Performance Analysis of Active RIS-Assisted Downlink NOMA With Transmit Antenna Selection

Active reconfigurable intelligent surfaces (RISs) overcome the severe multiplicative fading effect observed in conventional passive RIS-assisted systems by amplifying the reflected signal. This paper investigates the performance of an active RIS-assisted downlink non-orthogonal multiple access (NOMA) network with transceiver hardware impairments and imperfect successive interference cancellation (ipSIC). By employing the transmit antenna selection technique at the base station, closed-form expressions of the outage probability (OP) and ergodic capacity are derived in terms of the Meijer-G function. Regarding the former, we formulate the asymptotic OP and asymptotic ergodic capacity and obtain the diversity order of the system.

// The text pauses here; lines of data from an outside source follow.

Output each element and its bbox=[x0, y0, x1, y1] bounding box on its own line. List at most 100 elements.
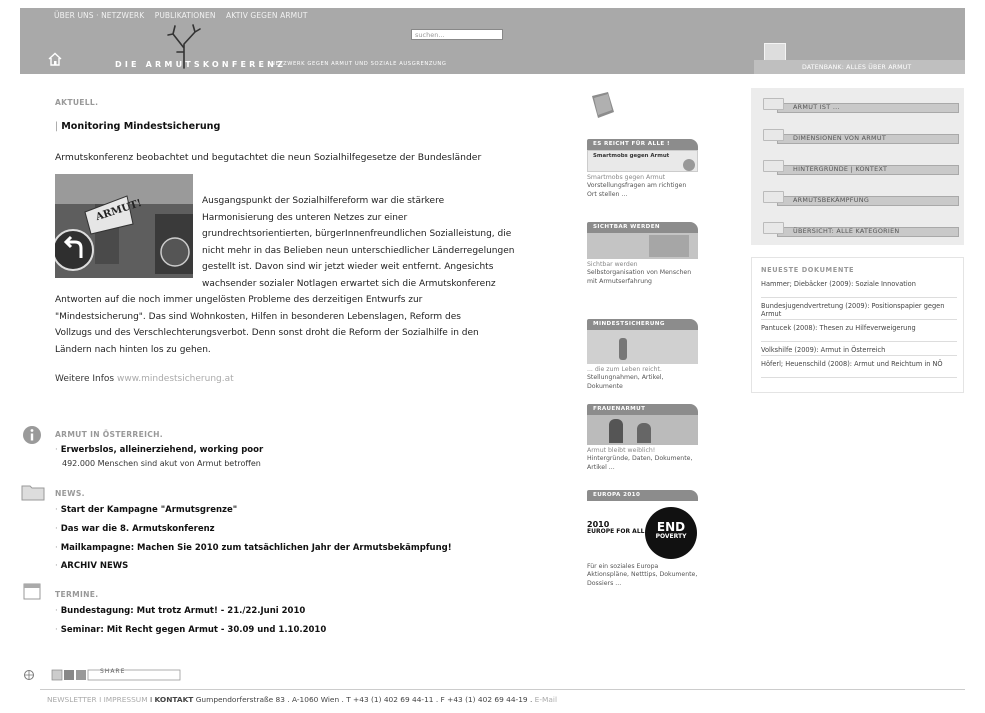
section-termine-label: TERMINE. bbox=[55, 590, 99, 599]
promo-es-reicht[interactable]: ES REICHT FÜR ALLE ! Smartmobs gegen Arm… bbox=[587, 139, 698, 199]
news-item[interactable]: · Mailkampagne: Machen Sie 2010 zum tatsä… bbox=[55, 543, 452, 553]
news-item-text[interactable]: Das war die 8. Armutskonferenz bbox=[61, 524, 215, 534]
promo-caption: Smartmobs gegen Armut Vorstellungsfragen … bbox=[587, 174, 698, 199]
footer-kontakt-link[interactable]: KONTAKT bbox=[155, 695, 194, 704]
folder-icon bbox=[21, 485, 45, 501]
article-photo: ARMUT! bbox=[55, 174, 193, 278]
footer-impressum-link[interactable]: IMPRESSUM bbox=[104, 695, 148, 704]
category-hintergruende[interactable]: HINTERGRÜNDE | KONTEXT bbox=[763, 160, 959, 175]
promo-image[interactable]: Smartmobs gegen Armut bbox=[587, 150, 698, 172]
document-item[interactable]: Bundesjugendvertretung (2009): Positions… bbox=[761, 302, 957, 320]
nav-aktiv-gegen-armut[interactable]: AKTIV GEGEN ARMUT bbox=[226, 11, 307, 20]
category-armutsbekaempfung[interactable]: ARMUTSBEKÄMPFUNG bbox=[763, 191, 959, 206]
promo-sichtbar-werden[interactable]: SICHTBAR WERDEN Sichtbar werden Selbstorg… bbox=[587, 222, 698, 286]
body-line: wachsender sozialer Notlagen erwartet si… bbox=[202, 278, 496, 289]
category-label[interactable]: ÜBERSICHT: ALLE KATEGORIEN bbox=[793, 227, 900, 235]
body-line: grundrechtsorientierten, bürgerInnenfreu… bbox=[202, 229, 512, 239]
news-archive-link[interactable]: · ARCHIV NEWS bbox=[55, 561, 128, 571]
category-label[interactable]: DIMENSIONEN VON ARMUT bbox=[793, 134, 886, 142]
promo-caption-title[interactable]: Sichtbar werden bbox=[587, 261, 638, 268]
promo-caption: Für ein soziales Europa Aktionspläne, Ne… bbox=[587, 563, 698, 587]
document-item[interactable]: Höferl; Heuenschild (2008): Armut und Re… bbox=[761, 360, 957, 378]
eu2010-logo: 2010 EUROPE FOR ALL bbox=[587, 521, 644, 536]
category-dimensionen[interactable]: DIMENSIONEN VON ARMUT bbox=[763, 129, 959, 144]
termin-item[interactable]: · Seminar: Mit Recht gegen Armut - 30.09 … bbox=[55, 625, 326, 635]
armut-item-sub: 492.000 Menschen sind akut von Armut bet… bbox=[62, 459, 261, 468]
folder-icon bbox=[763, 191, 784, 203]
site-header: ÜBER UNS · NETZWERK PUBLIKATIONEN AKTIV … bbox=[20, 8, 965, 74]
top-navigation: ÜBER UNS · NETZWERK PUBLIKATIONEN AKTIV … bbox=[54, 11, 316, 20]
more-info-link[interactable]: www.mindestsicherung.at bbox=[117, 374, 234, 384]
body-line: Ausgangspunkt der Sozialhilfereform war … bbox=[202, 196, 445, 206]
site-brand[interactable]: DIE ARMUTSKONFERENZ bbox=[115, 60, 286, 69]
category-armut-ist[interactable]: ARMUT IST ... bbox=[763, 98, 959, 113]
category-label[interactable]: HINTERGRÜNDE | KONTEXT bbox=[793, 165, 887, 173]
footer-separator: I bbox=[99, 695, 102, 704]
promo-image[interactable] bbox=[587, 415, 698, 445]
promo-heading[interactable]: FRAUENARMUT bbox=[587, 404, 698, 415]
news-item-text[interactable]: Mailkampagne: Machen Sie 2010 zum tatsäc… bbox=[61, 543, 452, 553]
share-bar: SHARE bbox=[22, 666, 202, 685]
promo-caption-title[interactable]: Armut bleibt weiblich! bbox=[587, 447, 655, 454]
termin-item-text[interactable]: Bundestagung: Mut trotz Armut! - 21./22.… bbox=[61, 606, 306, 616]
promo-heading[interactable]: ES REICHT FÜR ALLE ! bbox=[587, 139, 698, 150]
promo-mindestsicherung[interactable]: MINDESTSICHERUNG ... die zum Leben reich… bbox=[587, 319, 698, 391]
category-uebersicht[interactable]: ÜBERSICHT: ALLE KATEGORIEN bbox=[763, 222, 959, 237]
document-item[interactable]: Volkshilfe (2009): Armut in Österreich bbox=[761, 346, 957, 356]
database-label[interactable]: DATENBANK: ALLES ÜBER ARMUT bbox=[802, 64, 911, 71]
home-icon[interactable] bbox=[48, 52, 62, 66]
footer-email-link[interactable]: E-Mail bbox=[535, 695, 557, 704]
promo-heading[interactable]: SICHTBAR WERDEN bbox=[587, 222, 698, 233]
nav-ueber-uns[interactable]: ÜBER UNS · NETZWERK bbox=[54, 11, 144, 20]
category-label[interactable]: ARMUT IST ... bbox=[793, 103, 840, 111]
promo-image[interactable] bbox=[587, 330, 698, 364]
end-poverty-badge-top: END bbox=[656, 520, 686, 534]
section-aktuell-label: AKTUELL. bbox=[55, 98, 99, 107]
news-item-text[interactable]: Start der Kampagne "Armutsgrenze" bbox=[61, 505, 237, 515]
promo-europa-2010[interactable]: EUROPA 2010 2010 EUROPE FOR ALL END POVE… bbox=[587, 490, 698, 588]
news-archive-text[interactable]: ARCHIV NEWS bbox=[61, 561, 129, 571]
footer-newsletter-link[interactable]: NEWSLETTER bbox=[47, 695, 97, 704]
footer-address: Gumpendorferstraße 83 . A-1060 Wien . T … bbox=[195, 695, 533, 704]
share-globe-icon[interactable] bbox=[24, 670, 34, 680]
promo-image-detail bbox=[619, 338, 627, 360]
termin-item-text[interactable]: Seminar: Mit Recht gegen Armut - 30.09 u… bbox=[61, 625, 327, 635]
article-title[interactable]: | Monitoring Mindestsicherung bbox=[55, 121, 220, 132]
body-line: gestellt ist. Davon sind wir jetzt wiede… bbox=[202, 262, 494, 272]
more-info: Weitere Infos www.mindestsicherung.at bbox=[55, 374, 234, 384]
promo-frauenarmut[interactable]: FRAUENARMUT Armut bleibt weiblich! Hinter… bbox=[587, 404, 698, 472]
body-line: Harmonisierung des unteren Netzes zur ei… bbox=[202, 212, 408, 223]
armut-item[interactable]: · Erwerbslos, alleinerziehend, working po… bbox=[55, 445, 263, 455]
search-input[interactable]: suchen... bbox=[411, 29, 503, 40]
promo-image[interactable]: 2010 EUROPE FOR ALL END POVERTY bbox=[587, 501, 698, 561]
category-label[interactable]: ARMUTSBEKÄMPFUNG bbox=[793, 196, 869, 204]
promo-image[interactable] bbox=[587, 233, 698, 259]
category-panel: ARMUT IST ... DIMENSIONEN VON ARMUT HINT… bbox=[751, 88, 964, 245]
armut-item-text[interactable]: Erwerbslos, alleinerziehend, working poo… bbox=[61, 445, 263, 455]
news-item[interactable]: · Das war die 8. Armutskonferenz bbox=[55, 524, 215, 534]
nav-publikationen[interactable]: PUBLIKATIONEN bbox=[155, 11, 216, 20]
folder-icon bbox=[763, 98, 784, 110]
document-item[interactable]: Hammer; Diebäcker (2009): Soziale Innova… bbox=[761, 280, 957, 298]
share-label[interactable]: SHARE bbox=[100, 668, 125, 675]
news-item[interactable]: · Start der Kampagne "Armutsgrenze" bbox=[55, 505, 237, 515]
folder-icon bbox=[763, 160, 784, 172]
print-icon[interactable] bbox=[76, 670, 86, 680]
promo-caption-text: Vorstellungsfragen am richtigen Ort stel… bbox=[587, 182, 687, 198]
promo-caption-title[interactable]: Smartmobs gegen Armut bbox=[587, 174, 665, 181]
promo-heading[interactable]: MINDESTSICHERUNG bbox=[587, 319, 698, 330]
document-item[interactable]: Pantucek (2008): Thesen zu Hilfeverweige… bbox=[761, 324, 957, 342]
documents-panel: NEUESTE DOKUMENTE Hammer; Diebäcker (200… bbox=[751, 257, 964, 393]
termin-item[interactable]: · Bundestagung: Mut trotz Armut! - 21./22… bbox=[55, 606, 305, 616]
documents-title: NEUESTE DOKUMENTE bbox=[761, 266, 855, 274]
promo-image-detail bbox=[609, 419, 623, 443]
promo-heading[interactable]: EUROPA 2010 bbox=[587, 490, 698, 501]
facebook-icon[interactable] bbox=[64, 670, 74, 680]
promo-caption-title[interactable]: ... die zum Leben reicht. bbox=[587, 366, 662, 373]
end-poverty-badge-bottom: POVERTY bbox=[655, 533, 687, 540]
article-title-text[interactable]: Monitoring Mindestsicherung bbox=[61, 121, 220, 132]
bookmark-icon[interactable] bbox=[51, 669, 63, 681]
site-tagline: NETZWERK GEGEN ARMUT UND SOZIALE AUSGREN… bbox=[271, 61, 447, 67]
footer-divider bbox=[40, 689, 965, 690]
body-line: nicht mehr in das Belieben neun untersch… bbox=[202, 245, 515, 256]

Additionally, we explore higher-order modulation schemes such as rectangular quadrature amplitude modulation (QAM), cross QAM, and hexagonal QAM, which are integral for achieving increased data rates while maintaining power and bandwidth efficiency. For these modulation schemes, we derive closed-form expressions of the average symbol error rate (ASER) and asymptotic ASER using the Gaussian Chebeyshev quadrature approximation. The performance of the considered NOMA network is compared with an orthogonal multiple access technique. In addition, the system performance is compared to that with a passive RIS. We show that the diversity order of the considered network scales with the number of transmit antennas, the number of REs, and fading mitigation parameters, and the hexagonal QAM outperforms several other QAM schemes. Finally, simulation results affirm the accuracy of the derived closed-form expressions.